ハルがお茶会から帰ってきて、1人でドアを開けるのを予想して挟んだ筈だ。
(っ、変質者め…あんだけ計算高かったのに、ここでミスんのかよ……)
「……おい、ハル」
「な、なに……?」
「その手紙は、 ーー何だ?」
俺が勢いよく取り上げたお陰で、佐古の目がギラリと光っていた。
「たっ、ただのラブレター? だと思うけどなぁっ。ファンレターって言うのかも…あはは……」
「ほぉ。ただのって言う割に、随分取り上げんの速えぇじゃねぇか」
「ぇ、そうかなっ。僕宛だから僕のだと思って……っ」
「俺はまだその宛名も見てねぇぞ? 何でお前のって分かってんだよ。封筒に見覚えでもあんのか?」
「っ、」
(くそ………っ)
佐古は、やっぱり頭がいい。
腹が立つくらい的を得た指摘が返ってくる。
「それに、拾ったとき思ったが……その手紙、何かやけに分厚くねぇか?」
「そ、そうだねっ。
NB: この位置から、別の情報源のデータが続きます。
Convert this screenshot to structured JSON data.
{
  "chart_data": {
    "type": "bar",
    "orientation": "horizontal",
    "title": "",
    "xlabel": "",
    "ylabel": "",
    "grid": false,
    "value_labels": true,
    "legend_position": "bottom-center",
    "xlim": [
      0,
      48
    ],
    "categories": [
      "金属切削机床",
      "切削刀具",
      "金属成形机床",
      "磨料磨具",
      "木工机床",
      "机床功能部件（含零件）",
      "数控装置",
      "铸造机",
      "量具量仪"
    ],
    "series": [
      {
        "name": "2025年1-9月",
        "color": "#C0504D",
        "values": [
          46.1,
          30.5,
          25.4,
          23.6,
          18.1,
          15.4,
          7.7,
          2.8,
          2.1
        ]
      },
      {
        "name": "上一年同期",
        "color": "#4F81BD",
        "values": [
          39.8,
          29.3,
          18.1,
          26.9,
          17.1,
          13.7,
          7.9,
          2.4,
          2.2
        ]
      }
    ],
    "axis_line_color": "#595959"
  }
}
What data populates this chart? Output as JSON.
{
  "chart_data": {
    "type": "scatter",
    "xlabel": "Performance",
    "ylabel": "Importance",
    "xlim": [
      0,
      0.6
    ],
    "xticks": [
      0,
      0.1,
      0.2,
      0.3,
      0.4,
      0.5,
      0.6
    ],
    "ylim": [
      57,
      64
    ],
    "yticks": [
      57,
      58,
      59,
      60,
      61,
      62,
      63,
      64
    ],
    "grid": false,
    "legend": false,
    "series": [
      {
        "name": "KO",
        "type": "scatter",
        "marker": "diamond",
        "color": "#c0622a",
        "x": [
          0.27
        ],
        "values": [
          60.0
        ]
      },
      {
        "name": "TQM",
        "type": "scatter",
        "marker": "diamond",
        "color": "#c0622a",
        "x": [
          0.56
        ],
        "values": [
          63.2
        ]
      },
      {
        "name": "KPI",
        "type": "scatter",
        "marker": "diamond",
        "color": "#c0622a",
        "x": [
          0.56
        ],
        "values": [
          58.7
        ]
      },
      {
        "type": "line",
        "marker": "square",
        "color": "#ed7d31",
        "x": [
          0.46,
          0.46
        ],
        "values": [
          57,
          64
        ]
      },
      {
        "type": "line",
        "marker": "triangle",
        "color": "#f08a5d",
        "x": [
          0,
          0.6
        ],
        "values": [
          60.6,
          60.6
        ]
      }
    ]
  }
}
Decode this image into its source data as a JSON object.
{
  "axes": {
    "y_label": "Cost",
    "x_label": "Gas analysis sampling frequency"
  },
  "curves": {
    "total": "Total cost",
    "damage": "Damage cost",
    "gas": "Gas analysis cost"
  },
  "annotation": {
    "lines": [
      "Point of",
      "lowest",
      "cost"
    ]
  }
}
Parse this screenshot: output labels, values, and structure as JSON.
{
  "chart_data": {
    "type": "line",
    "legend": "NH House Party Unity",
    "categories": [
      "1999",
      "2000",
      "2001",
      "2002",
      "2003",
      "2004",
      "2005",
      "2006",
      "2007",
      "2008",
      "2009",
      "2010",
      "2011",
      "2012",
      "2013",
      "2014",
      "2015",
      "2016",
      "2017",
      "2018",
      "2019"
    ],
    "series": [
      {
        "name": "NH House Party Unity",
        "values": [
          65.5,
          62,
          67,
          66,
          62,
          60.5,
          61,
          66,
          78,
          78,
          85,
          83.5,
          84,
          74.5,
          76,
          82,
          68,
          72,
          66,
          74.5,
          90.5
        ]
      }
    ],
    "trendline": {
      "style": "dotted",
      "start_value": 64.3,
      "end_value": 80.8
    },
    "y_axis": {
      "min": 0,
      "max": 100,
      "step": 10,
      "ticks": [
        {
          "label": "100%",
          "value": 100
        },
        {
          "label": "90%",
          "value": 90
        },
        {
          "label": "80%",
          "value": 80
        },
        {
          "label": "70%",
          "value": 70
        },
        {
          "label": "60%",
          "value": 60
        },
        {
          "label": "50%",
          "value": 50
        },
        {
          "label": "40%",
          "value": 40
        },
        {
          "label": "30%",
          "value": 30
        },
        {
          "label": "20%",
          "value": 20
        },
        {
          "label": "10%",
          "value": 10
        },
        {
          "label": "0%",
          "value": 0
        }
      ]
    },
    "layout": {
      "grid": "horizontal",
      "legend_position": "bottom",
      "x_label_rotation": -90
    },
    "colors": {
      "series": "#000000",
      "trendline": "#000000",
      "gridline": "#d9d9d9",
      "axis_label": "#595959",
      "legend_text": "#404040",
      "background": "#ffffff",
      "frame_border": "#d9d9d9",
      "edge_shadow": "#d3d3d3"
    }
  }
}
一体何枚書いてるんだろうねぇ……」
「そうだなぁ…分厚さ的に、ざっと10~20枚くらいか?やけに熱のこもったラブレターだよなぁ、ーーハル」
ガッと少し強めに腕を取られて、玄関へと押し込まれた。
そのままバタンッと乱暴にドアが閉まり、昨日の先輩みたいに壁ドンのような感じで俺が逃げないよう押し付けられ、前からじっくりと覗き込まれる。
「………おい、ハル」
「っ、な、なに」
「その手紙、寄越しやがれ」
「だ、だめ……っ」
「あぁ? 何でだよ、見られちゃまずいもんでも入ってんのか?」
「ちがっ、そんなんじゃ……」
「じゃぁ見せろ」
「…………っ」
いつまで経っても譲らない俺に、佐古が痺れを切らしたように力ずくで手紙を掴んできた。
「ぁ、佐古くっ」
「手を離しやがれ、ハル」
「っ!」
どれだけ俺が頑張ったって所詮佐古に勝てるはずもなく、バッ!とそのまま取り上げられてしまった。
その拍子に、緩く綴じられていた手紙の封が外れてーー
バサバサバサッ!
「…………っ、は……?」
(……嗚呼、やっちゃった………)
大きな音を立てて中からこぼれ落ちたのは、いつも通り大量の写真。
目の前の顔が驚いた表情でその散らばったものを凝視していた。
それを、頭が真っ白になって泣き出しそうになりながら…見つめる。
「…………おい、ハル」
「っ、は、はぃ……」
「お前、他にもまだこれと同じような手紙、持ってんだろ……?」
「…………っ」
「リビングのテーブルに、全部出せ。今すぐにだ」
静かに、でも凄く苛立っているような声に、やっと壁に押し付けられていた手を離された。
「今からこの部屋に何人か呼び出す。勿論お前に拒否権はねぇ。